The first time you went kayak fishing, you probably had to recall some of your previous training to get the most out of your adventure. It’s the same with our four-legged friends too. With the right training, your dog can be an excellent water adventure buddy. Below are a few preliminary areas to focus on with your pup.
Know the Water You're Paddling
A lake is probably the safest place to paddle with your dog, but if you’re going river kayaking with your pooch, it’s important that you are familiar with the river in its current state of flow. Paddle the river without your dog first to make sure there are no surprise rapids that have appeared since you last ran it. This is extremely important during rainy seasons or on rivers that have water release times. Make sure the river is mellow and there are multiple places to take out should your dog get anxious while on the water. We wouldn’t advise ever taking your dog out on big, open waters as the risk of mishap is too high.
Does Your Dog Like Water?
It's a must! Don't try "forcing" water on a non-water dog. There are some dogs that just don't like water and will be stressed out the entire time on a kayak, which will not be fun for you or them. It's pretty simple to know if you have a non-water dog--if they don't like to run or jump in the water on hot days, or you bring them in water just deeper than what they can stand in and they immediately try swimming back to shore, you unfortunately have a dog that won't be comfortable on a kayak.
Sit, stay, come and leave it are always important commands in a dog’s (and your) life. However, it’s even more important while out on the water. If there is something that catches your dog's eye—you don't want them to leap off the boat after it.
Introduce the Kayak
To a dog, a kayak can be big and scary. Putting the kayak in your house or yard and showing your dog that it’s safe to sit in, maybe getting in with them, will go a long way when they are ready to be out on the water.
Getting On And Off The Kayak
It’s not intuitive to a dog, especially while the boat is in the water, so teaching them the techniques on dry land will help them feel more comfortable with the process. Teach them to jump in, sit immediately (treats help) and remain in place. Repeat that technique in shallow water, holding the kayak still. The same training works for getting off of the boat. Of course, our littler pups can be lifted on and off by their harness.
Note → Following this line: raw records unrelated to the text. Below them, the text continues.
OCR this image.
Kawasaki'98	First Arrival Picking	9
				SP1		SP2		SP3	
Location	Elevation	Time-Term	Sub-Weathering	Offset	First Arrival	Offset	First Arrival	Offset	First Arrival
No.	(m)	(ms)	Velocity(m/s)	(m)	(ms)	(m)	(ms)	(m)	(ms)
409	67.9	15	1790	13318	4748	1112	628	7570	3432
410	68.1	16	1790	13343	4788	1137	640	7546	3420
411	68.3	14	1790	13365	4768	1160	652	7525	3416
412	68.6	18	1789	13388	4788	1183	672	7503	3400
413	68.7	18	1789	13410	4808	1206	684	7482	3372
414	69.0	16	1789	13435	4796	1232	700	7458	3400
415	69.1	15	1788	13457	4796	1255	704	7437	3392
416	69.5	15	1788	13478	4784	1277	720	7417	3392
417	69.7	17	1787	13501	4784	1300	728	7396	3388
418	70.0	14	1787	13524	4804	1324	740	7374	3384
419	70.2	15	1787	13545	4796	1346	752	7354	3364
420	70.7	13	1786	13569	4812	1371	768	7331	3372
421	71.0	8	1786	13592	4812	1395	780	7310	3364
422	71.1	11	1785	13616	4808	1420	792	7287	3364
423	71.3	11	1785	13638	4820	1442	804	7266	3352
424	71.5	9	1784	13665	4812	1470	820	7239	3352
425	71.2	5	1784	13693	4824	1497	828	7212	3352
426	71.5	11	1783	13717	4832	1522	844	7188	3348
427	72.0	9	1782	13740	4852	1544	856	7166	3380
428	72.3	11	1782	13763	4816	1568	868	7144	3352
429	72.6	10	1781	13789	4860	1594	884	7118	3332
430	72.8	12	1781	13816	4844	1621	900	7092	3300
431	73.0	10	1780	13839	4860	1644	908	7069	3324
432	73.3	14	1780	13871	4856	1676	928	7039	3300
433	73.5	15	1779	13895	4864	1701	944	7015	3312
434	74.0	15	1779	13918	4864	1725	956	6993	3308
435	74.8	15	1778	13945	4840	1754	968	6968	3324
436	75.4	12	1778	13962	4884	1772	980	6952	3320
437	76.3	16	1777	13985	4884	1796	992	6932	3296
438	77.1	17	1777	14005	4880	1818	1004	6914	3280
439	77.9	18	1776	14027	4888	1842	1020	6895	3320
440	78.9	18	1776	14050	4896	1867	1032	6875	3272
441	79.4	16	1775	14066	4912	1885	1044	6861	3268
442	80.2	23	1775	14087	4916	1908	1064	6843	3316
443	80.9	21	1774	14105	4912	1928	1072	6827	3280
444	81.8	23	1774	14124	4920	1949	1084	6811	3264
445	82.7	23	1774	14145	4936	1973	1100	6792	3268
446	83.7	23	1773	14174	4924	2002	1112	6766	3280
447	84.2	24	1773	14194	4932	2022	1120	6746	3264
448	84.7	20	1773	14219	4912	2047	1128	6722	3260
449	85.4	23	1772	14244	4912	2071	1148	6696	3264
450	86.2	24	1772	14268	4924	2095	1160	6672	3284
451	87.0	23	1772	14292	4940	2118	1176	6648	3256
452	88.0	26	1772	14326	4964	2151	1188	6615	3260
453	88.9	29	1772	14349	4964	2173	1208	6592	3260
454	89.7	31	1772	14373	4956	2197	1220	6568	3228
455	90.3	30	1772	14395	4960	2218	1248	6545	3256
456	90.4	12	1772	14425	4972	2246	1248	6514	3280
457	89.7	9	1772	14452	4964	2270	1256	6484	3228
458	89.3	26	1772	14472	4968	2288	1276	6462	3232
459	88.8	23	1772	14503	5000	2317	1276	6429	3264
Comfort is key. We test out our boats to make sure that they not only meet our fishing and experience needs, but to make sure that we can comfortably spend as much time out on the water as possible. Dogs find comfort in a secure footing, not sliding around in a wet kayak. Grab some deck padding or non-skid pads where the dog will be sitting, this will also help to keep them still.
- Life Vest. This may require additional training on dry land.
- Extra safety measure in case they fall in the water.
- For off-kayak land excursions. Don’t attach to your dog and tether to the boat while out on the water.
- Noses and bellies are susceptible to sun burns.
- Snacks and water. Bring some for yourself too!